House bill move aims to contain China growth

African experts call reclassification an extension of US diplomatic aggression

This undated photo shows the Capitol Hill in Washington DC. (PHOTO / XINHUA)

The unanimous passage of a bill by the United States House of Representatives to revoke China's status as a developing country is an extension of the US diplomatic aggression against China to contain the country's development, which will also impede China's assistance to poorer countries, African experts said.

The so-called PRC Is Not a Developing Country Act, if enacted, will impose unrealistic obligations on China and may upset China's development agenda with its domino effects felt in Africa, they said.

Although it is the second-largest economy in the world, China is still listed as a developing country in all major international organizations such as the United Nations, World Bank and the International Monetary Fund.

XN Iraki, an associate professor at the University of Nairobi's Faculty of Business and Management Sciences, said China is still a developing country because its per capita income is still much lower compared with developed countries.

Iraki added that China's 65 percent urbanization rate is low compared with the United Kingdom's 85 percent.

He said if China's status is revoked, China could be forced to take up more responsibilities as a more developed country.

Adhere Cavince, an international relations scholar on China-Africa relations, said China is still considered a developing country across many metrics.

He said in terms of gross domestic product per capita, China is only around a fifth of the United States and ranks way below many of the Global North economies.
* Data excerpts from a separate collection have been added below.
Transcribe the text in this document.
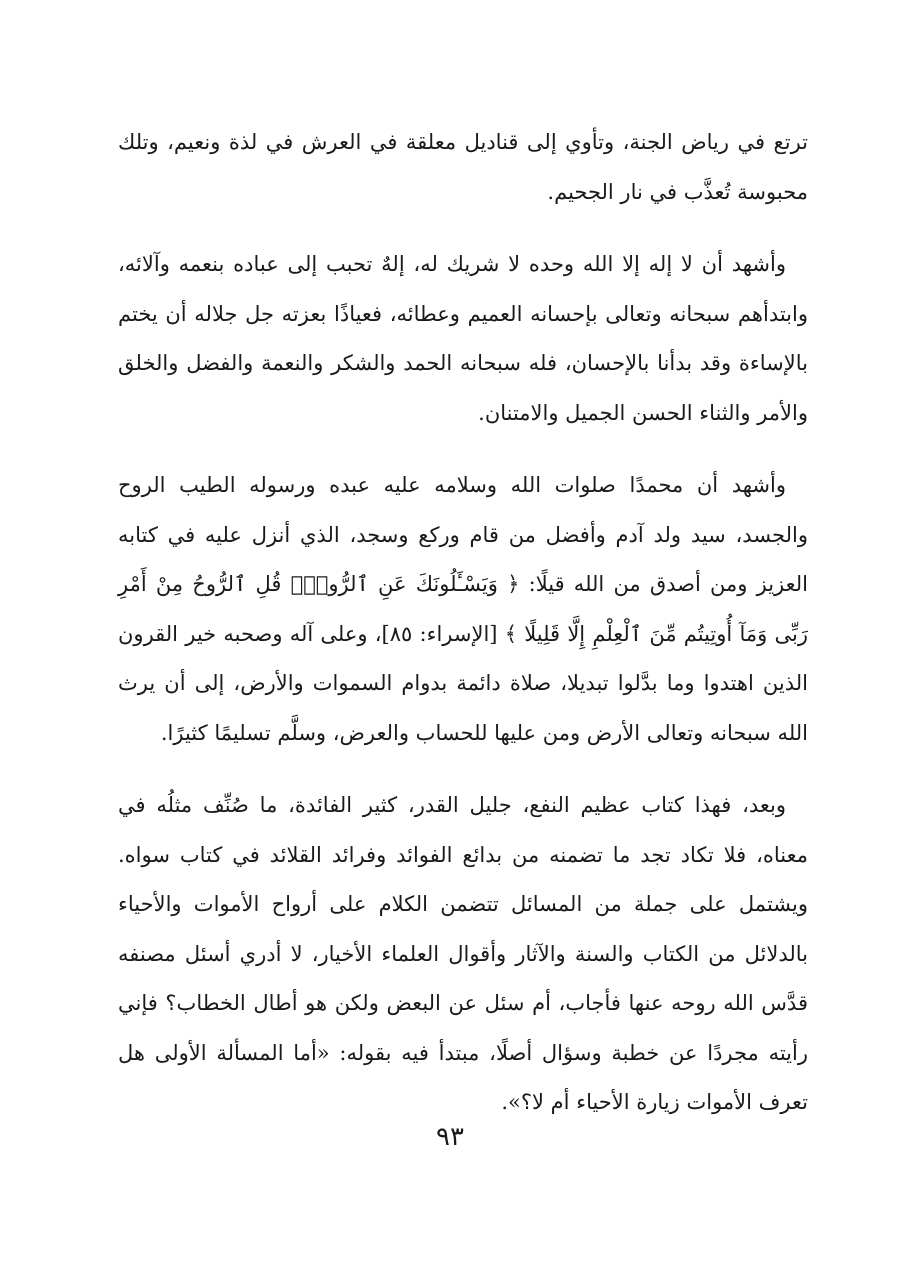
ترتع في رياض الجنة، وتأوي إلى قناديل معلقة في العرش في لذة ونعيم، وتلك محبوسة تُعذَّب في نار الجحيم.

وأشهد أن لا إله إلا الله وحده لا شريك له، إلهٌ تحبب إلى عباده بنعمه وآلائه، وابتدأهم سبحانه وتعالى بإحسانه العميم وعطائه، فعياذًا بعزته جل جلاله أن يختم بالإساءة وقد بدأنا بالإحسان، فله سبحانه الحمد والشكر والنعمة والفضل والخلق والأمر والثناء الحسن الجميل والامتنان.

وأشهد أن محمدًا صلوات الله وسلامه عليه عبده ورسوله الطيب الروح والجسد، سيد ولد آدم وأفضل من قام وركع وسجد، الذي أنزل عليه في كتابه العزيز ومن أصدق من الله قيلًا: ﴿ وَيَسْـَٔلُونَكَ عَنِ ٱلرُّوحِۖ قُلِ ٱلرُّوحُ مِنْ أَمْرِ رَبِّى وَمَآ أُوتِيتُم مِّنَ ٱلْعِلْمِ إِلَّا قَلِيلًا ﴾ [الإسراء: ٨٥]، وعلى آله وصحبه خير القرون الذين اهتدوا وما بدَّلوا تبديلا، صلاة دائمة بدوام السموات والأرض، إلى أن يرث الله سبحانه وتعالى الأرض ومن عليها للحساب والعرض، وسلَّم تسليمًا كثيرًا.

وبعد، فهذا كتاب عظيم النفع، جليل القدر، كثير الفائدة، ما صُنِّف مثلُه في معناه، فلا تكاد تجد ما تضمنه من بدائع الفوائد وفرائد القلائد في كتاب سواه. ويشتمل على جملة من المسائل تتضمن الكلام على أرواح الأموات والأحياء بالدلائل من الكتاب والسنة والآثار وأقوال العلماء الأخيار، لا أدري أسئل مصنفه قدَّس الله روحه عنها فأجاب، أم سئل عن البعض ولكن هو أطال الخطاب؟ فإني رأيته مجردًا عن خطبة وسؤال أصلًا، مبتدأ فيه بقوله: «أما المسألة الأولى هل تعرف الأموات زيارة الأحياء أم لا؟».

٩٣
"China is still struggling with a number of development challenges.… It means that more work still needs to be done by Chinese people and the government to consolidate durable development gains," he said.

Huge cost

Adhere said reclassifying China as a developed country may come at a huge cost for its partners, especially from the Global South.
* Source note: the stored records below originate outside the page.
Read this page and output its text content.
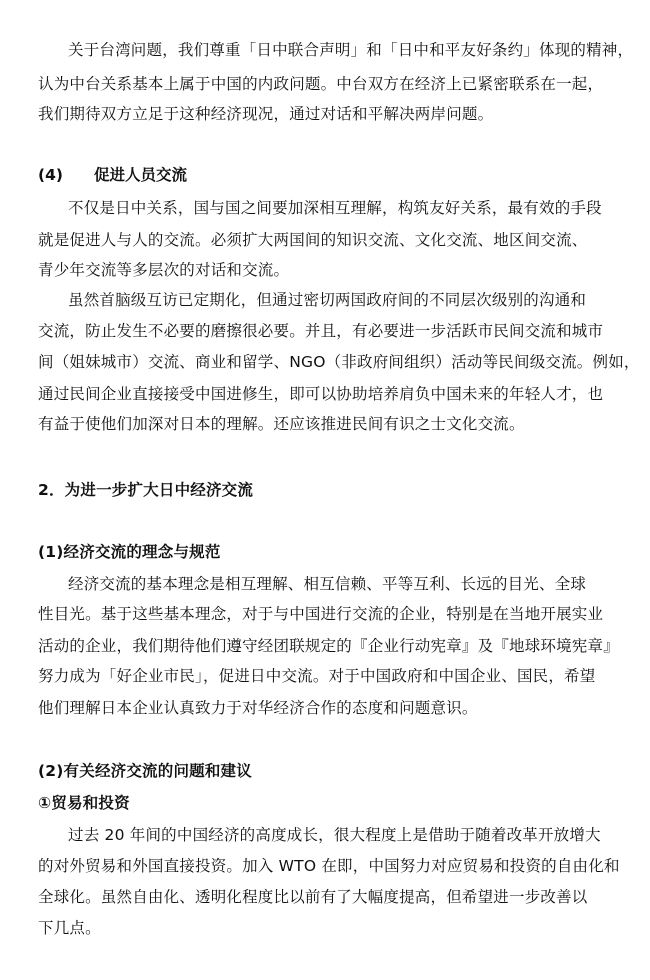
关于台湾问题，我们尊重「日中联合声明」和「日中和平友好条约」体现的精神，
认为中台关系基本上属于中国的内政问题。中台双方在经济上已紧密联系在一起，
我们期待双方立足于这种经济现况，通过对话和平解决两岸问题。
(4) 促进人员交流
不仅是日中关系，国与国之间要加深相互理解，构筑友好关系，最有效的手段
就是促进人与人的交流。必须扩大两国间的知识交流、文化交流、地区间交流、
青少年交流等多层次的对话和交流。
虽然首脑级互访已定期化，但通过密切两国政府间的不同层次级别的沟通和
交流，防止发生不必要的磨擦很必要。并且，有必要进一步活跃市民间交流和城市
间（姐妹城市）交流、商业和留学、NGO（非政府间组织）活动等民间级交流。例如，
通过民间企业直接接受中国进修生，即可以协助培养肩负中国未来的年轻人才，也
有益于使他们加深对日本的理解。还应该推进民间有识之士文化交流。
2．为进一步扩大日中经济交流
(1)经济交流的理念与规范
经济交流的基本理念是相互理解、相互信赖、平等互利、长远的目光、全球
性目光。基于这些基本理念，对于与中国进行交流的企业，特别是在当地开展实业
活动的企业，我们期待他们遵守经团联规定的『企业行动宪章』及『地球环境宪章』
努力成为「好企业市民」，促进日中交流。对于中国政府和中国企业、国民，希望
他们理解日本企业认真致力于对华经济合作的态度和问题意识。
(2)有关经济交流的问题和建议
①贸易和投资
过去 20 年间的中国经济的高度成长，很大程度上是借助于随着改革开放增大
的对外贸易和外国直接投资。加入 WTO 在即，中国努力对应贸易和投资的自由化和
全球化。虽然自由化、透明化程度比以前有了大幅度提高，但希望进一步改善以
下几点。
"In its understanding of the challenges of itself being the largest developing country, China has stood with other emerging economies in terms of development," he said, adding that China's assistance cannot be rivaled by any of the countries of the Organization for Economic Co-operation and Development.

"Through avenues like the Belt and Road Initiative, China has positively impacted Africa's productive sectors," he said.
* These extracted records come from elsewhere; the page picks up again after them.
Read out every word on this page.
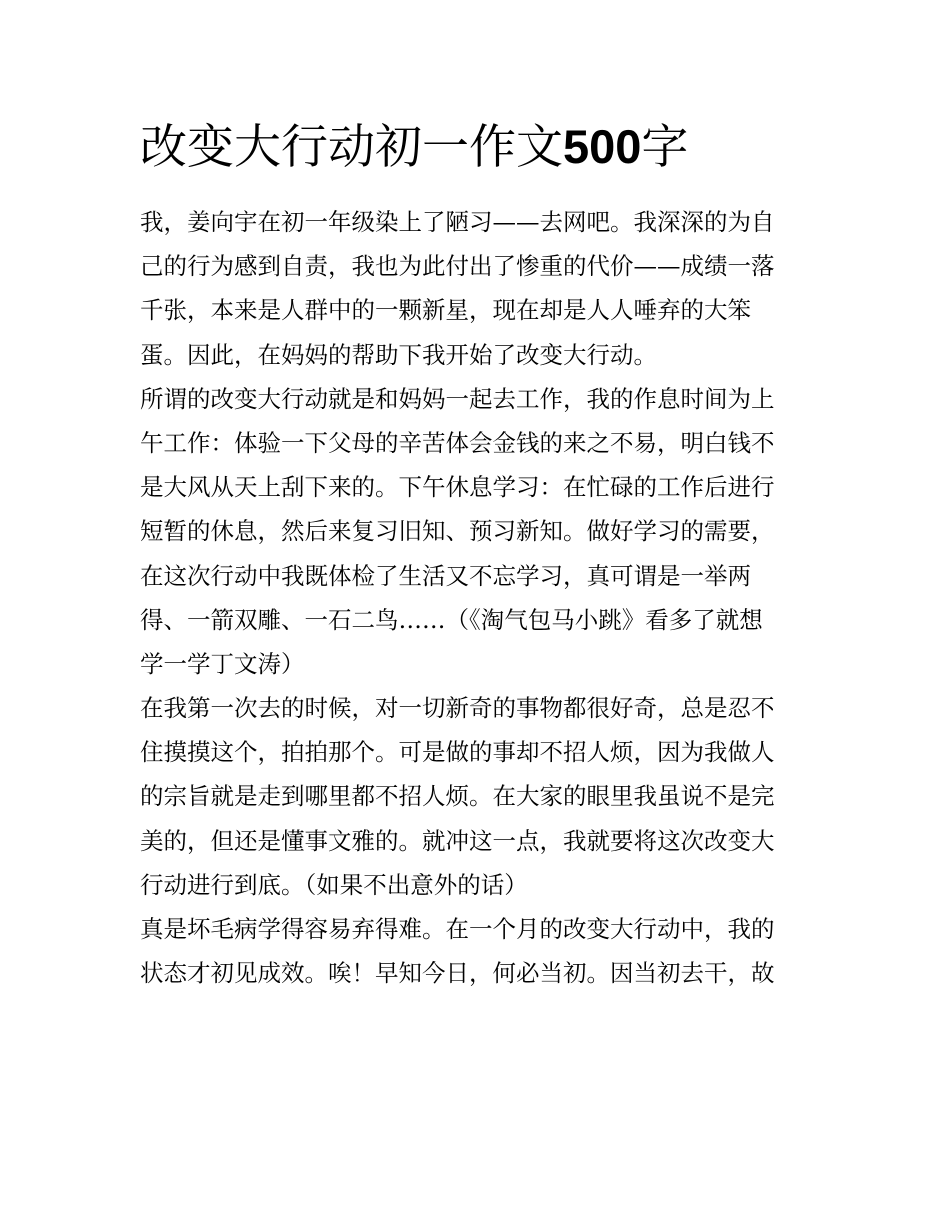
改变大行动初一作文500字

我，姜向宇在初一年级染上了陋习——去网吧。我深深的为自

己的行为感到自责，我也为此付出了惨重的代价——成绩一落

千张，本来是人群中的一颗新星，现在却是人人唾弃的大笨

蛋。因此，在妈妈的帮助下我开始了改变大行动。

所谓的改变大行动就是和妈妈一起去工作，我的作息时间为上

午工作：体验一下父母的辛苦体会金钱的来之不易，明白钱不

是大风从天上刮下来的。下午休息学习：在忙碌的工作后进行

短暂的休息，然后来复习旧知、预习新知。做好学习的需要，

在这次行动中我既体检了生活又不忘学习，真可谓是一举两

得、一箭双雕、一石二鸟……（《淘气包马小跳》看多了就想

学一学丁文涛）

在我第一次去的时候，对一切新奇的事物都很好奇，总是忍不

住摸摸这个，拍拍那个。可是做的事却不招人烦，因为我做人

的宗旨就是走到哪里都不招人烦。在大家的眼里我虽说不是完

美的，但还是懂事文雅的。就冲这一点，我就要将这次改变大

行动进行到底。（如果不出意外的话）

真是坏毛病学得容易弃得难。在一个月的改变大行动中，我的

状态才初见成效。唉！早知今日，何必当初。因当初去干，故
"Any attempts to reclassify China as a developed country may impose unrealistic obligations on China, which will impede Beijing's development assistance to poor countries."

Nobert Njoroge, vice-chairperson of the Kenya-China Alumni Association, said China's status as a developing country has been discussed due to its rapid economic growth and increasing influence in the world economy.

"Despite its impressive economic growth, China still lags in literacy level distribution, life expectancy and overall human development index compared with developed countries."

Goodson Nguni, a political commentator in Zimbabwe, said: "The US wants to control and dominate China, a rising power."

Zimbabwean researcher Nomathemba Mhlanga said the move seeks to cut China's development trajectory by adding a premium to its development cost through the assumption of international responsibilities beyond its ability.

"The law is meant to put spanners on China's development agenda and its growing investment initiatives into Africa," Mhlanga said.

Gift Mugano, an economist in Harare, also questioned why the US gives itself the right to impose labels on other sovereign countries.

Mugano said the US wields some influence in the World Bank, WTO and IMF, and could also decree a heavy tariff regime on Chinese products and companies.